The Voice That Knows Your Name: Rethinking the Good Shepherd
A reflection on Shepherd Sunday, John 10, and what it means to be known—not controlled—in faith and community.
Travis Wilson
4/28/20262 min read
I hope this finds you well—or at least, honestly wherever you are.
Spring has a way of demanding we notice it, even when we’re tired. So if you’re noticing it, even just a little—that counts.
This Sunday brings us to what the church calendar calls the Fourth Sunday of Easter—often known as Shepherd Sunday.
The lectionary leads us to John 10 and its familiar image of Jesus as the Good Shepherd. It’s an ancient metaphor, worn smooth by centuries of use. You’ve probably seen it in paintings—quiet landscapes, sheep gathered close, a calm and watchful figure at the center.
And I’ll be honest with you: I’ve had a complicated relationship with this image.
Part of that comes from how the metaphor has sometimes been used—to keep people in line. To suggest that faithfulness means quiet compliance. That the mark of a “good” follower is not asking questions.
That version of the Shepherd has done real harm.

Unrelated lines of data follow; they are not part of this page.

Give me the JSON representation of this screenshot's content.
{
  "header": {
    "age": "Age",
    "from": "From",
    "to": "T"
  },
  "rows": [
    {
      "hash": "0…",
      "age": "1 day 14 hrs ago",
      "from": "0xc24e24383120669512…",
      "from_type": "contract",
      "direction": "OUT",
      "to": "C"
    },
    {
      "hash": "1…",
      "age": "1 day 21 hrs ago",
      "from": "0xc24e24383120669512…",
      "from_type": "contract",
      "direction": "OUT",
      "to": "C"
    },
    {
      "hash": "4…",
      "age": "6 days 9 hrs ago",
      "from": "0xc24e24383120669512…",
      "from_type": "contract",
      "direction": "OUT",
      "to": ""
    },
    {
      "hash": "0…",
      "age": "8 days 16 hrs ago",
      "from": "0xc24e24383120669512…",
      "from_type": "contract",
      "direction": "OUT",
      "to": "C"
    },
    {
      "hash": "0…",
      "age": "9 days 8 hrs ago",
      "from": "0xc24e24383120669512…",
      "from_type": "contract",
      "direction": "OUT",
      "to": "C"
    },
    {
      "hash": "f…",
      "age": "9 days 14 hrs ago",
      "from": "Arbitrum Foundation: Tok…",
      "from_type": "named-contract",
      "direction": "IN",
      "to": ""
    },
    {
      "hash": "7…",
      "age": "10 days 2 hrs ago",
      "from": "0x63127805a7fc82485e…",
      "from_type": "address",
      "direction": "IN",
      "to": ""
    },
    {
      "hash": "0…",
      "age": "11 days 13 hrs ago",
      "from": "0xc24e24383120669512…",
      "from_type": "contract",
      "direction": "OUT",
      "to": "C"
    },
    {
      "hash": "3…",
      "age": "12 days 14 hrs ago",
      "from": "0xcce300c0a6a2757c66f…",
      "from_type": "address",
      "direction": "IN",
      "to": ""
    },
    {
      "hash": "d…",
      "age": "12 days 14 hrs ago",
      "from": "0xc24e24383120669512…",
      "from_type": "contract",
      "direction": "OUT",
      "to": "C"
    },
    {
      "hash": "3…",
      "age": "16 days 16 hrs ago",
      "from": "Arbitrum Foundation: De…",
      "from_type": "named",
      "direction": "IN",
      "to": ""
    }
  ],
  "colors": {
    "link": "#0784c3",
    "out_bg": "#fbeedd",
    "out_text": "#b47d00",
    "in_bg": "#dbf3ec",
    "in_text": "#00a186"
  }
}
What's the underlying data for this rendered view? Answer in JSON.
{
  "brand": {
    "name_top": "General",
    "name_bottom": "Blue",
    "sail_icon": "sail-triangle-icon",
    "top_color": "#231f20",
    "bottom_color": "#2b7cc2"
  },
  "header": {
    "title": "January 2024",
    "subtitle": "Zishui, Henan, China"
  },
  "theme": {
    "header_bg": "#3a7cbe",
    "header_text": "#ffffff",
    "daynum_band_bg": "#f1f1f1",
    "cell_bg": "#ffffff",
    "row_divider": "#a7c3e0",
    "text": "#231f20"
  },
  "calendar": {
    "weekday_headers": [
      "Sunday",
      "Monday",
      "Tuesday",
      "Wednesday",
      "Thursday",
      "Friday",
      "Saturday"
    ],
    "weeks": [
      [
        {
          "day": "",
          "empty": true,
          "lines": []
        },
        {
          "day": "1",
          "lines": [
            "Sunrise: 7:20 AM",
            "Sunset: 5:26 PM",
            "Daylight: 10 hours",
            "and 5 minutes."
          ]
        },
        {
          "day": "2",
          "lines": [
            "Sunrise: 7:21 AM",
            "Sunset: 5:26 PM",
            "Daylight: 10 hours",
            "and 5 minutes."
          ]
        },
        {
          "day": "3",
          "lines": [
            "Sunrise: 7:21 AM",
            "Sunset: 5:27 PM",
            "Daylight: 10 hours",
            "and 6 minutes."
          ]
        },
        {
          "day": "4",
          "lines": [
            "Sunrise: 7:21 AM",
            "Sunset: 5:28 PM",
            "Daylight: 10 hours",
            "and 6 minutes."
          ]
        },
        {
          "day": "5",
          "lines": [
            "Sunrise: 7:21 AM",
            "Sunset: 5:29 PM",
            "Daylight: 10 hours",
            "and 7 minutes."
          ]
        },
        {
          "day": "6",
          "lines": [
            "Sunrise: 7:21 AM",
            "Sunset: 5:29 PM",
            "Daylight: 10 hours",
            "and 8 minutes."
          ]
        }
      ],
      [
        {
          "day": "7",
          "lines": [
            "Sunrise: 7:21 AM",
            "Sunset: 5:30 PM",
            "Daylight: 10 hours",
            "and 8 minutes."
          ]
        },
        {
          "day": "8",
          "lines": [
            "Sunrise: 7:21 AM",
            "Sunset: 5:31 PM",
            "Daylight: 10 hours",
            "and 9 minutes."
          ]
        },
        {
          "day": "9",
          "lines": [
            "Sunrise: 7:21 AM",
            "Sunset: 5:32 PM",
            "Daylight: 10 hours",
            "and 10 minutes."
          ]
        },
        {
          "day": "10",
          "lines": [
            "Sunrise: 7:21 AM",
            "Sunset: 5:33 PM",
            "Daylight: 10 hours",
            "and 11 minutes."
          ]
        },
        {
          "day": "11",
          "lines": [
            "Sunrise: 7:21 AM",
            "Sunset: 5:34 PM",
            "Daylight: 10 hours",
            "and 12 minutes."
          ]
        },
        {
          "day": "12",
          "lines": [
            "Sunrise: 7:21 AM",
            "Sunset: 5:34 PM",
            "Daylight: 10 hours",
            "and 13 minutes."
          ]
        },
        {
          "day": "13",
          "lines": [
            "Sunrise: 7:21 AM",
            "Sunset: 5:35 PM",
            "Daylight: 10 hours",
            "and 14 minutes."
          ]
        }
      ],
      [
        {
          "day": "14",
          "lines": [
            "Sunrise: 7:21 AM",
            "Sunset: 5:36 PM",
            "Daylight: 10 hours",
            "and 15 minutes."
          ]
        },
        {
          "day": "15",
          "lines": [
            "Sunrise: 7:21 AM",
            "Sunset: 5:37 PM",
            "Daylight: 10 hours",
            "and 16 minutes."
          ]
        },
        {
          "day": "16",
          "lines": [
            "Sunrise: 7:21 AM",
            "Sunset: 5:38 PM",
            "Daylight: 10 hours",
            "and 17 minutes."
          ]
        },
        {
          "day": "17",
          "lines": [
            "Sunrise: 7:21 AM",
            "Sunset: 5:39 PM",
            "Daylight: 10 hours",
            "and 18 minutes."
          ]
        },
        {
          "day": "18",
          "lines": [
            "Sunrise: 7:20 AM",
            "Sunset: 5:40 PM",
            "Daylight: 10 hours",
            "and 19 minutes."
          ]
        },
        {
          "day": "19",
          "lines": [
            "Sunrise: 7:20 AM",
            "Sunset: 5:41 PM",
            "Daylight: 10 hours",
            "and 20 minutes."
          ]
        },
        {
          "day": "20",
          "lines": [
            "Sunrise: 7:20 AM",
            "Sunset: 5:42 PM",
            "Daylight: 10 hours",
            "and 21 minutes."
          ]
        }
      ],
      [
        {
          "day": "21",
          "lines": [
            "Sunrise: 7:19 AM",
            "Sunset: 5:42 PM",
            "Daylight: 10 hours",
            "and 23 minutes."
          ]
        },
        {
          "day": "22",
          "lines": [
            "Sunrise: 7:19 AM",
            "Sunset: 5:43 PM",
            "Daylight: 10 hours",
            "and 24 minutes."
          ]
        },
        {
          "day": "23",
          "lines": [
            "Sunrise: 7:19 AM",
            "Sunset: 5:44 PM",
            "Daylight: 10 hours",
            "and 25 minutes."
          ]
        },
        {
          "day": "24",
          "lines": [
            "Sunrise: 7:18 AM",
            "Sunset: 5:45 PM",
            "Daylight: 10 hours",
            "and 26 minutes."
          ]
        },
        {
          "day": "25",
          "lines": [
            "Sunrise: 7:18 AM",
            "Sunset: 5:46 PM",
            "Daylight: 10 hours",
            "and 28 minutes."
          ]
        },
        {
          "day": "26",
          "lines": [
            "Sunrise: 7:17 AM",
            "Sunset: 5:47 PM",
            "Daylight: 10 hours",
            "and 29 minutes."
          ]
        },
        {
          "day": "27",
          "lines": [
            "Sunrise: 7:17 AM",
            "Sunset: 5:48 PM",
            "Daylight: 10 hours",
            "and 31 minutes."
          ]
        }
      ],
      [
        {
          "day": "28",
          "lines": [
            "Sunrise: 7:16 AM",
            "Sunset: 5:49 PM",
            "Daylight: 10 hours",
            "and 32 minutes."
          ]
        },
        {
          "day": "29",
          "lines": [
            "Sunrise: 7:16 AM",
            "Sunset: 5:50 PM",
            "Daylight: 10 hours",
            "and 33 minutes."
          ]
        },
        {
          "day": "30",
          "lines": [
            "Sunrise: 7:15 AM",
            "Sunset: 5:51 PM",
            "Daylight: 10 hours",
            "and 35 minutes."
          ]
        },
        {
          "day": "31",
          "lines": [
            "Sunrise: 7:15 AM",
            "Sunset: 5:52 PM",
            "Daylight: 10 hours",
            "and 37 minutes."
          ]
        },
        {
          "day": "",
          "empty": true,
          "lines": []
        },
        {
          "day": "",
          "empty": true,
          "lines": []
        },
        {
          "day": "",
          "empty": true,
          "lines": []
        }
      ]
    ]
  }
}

And if you’ve experienced that kind of leadership, you probably don’t need me to explain it.
But what if we let ourselves read it differently?
What if the Shepherd in John 10 isn’t about control at all—but about recognition?
Jesus says, “I know my own and my own know me.”
That’s not hierarchy.
That’s relationship.
It’s mutual.
It’s intimate.
It’s the kind of knowing that doesn’t require you to perform or prove yourself first.
And what if the voice of the Shepherd is less about commanding and more about calling?
Calling toward abundance.
“I came that they may have life, and have it abundantly.”
Not barely enough.
Not life contingent on getting everything right.
Abundance.
For everyone. Full stop.
This week, I’ve been thinking about what that kind of abundance actually looks like in practice.
And I keep coming back to the table.
Next week, several of us will head to First United Methodist Church to serve at the Open Door Ministry Supper—a community meal for our neighbors.
I want to name this clearly:
This is not charity.
This is Kindom work.
The table at Open Door isn’t a place where we hand things down from a distance. It’s a place where we show up alongside.
Where abundance looks like real food, shared space, and someone refilling your water glass—and meaning it.
The earliest Christians were known by their tables.
By who was welcomed.
By who was fed.
That hasn’t changed as much as we might think.
The question of who gets fed—physically, spiritually, emotionally—remains one of the most theological questions we can ask.
There’s something about Shepherd Sunday landing in the same week as that meal that feels exactly right.
The voice that calls us by name
is the same voice that calls us toward one another.
To notice.
To show up.
To share the table.
You don’t have to have it all figured out to do that.
Wherever you find yourself this week, I hope you hear something that calls you by name—and that you recognize it as good.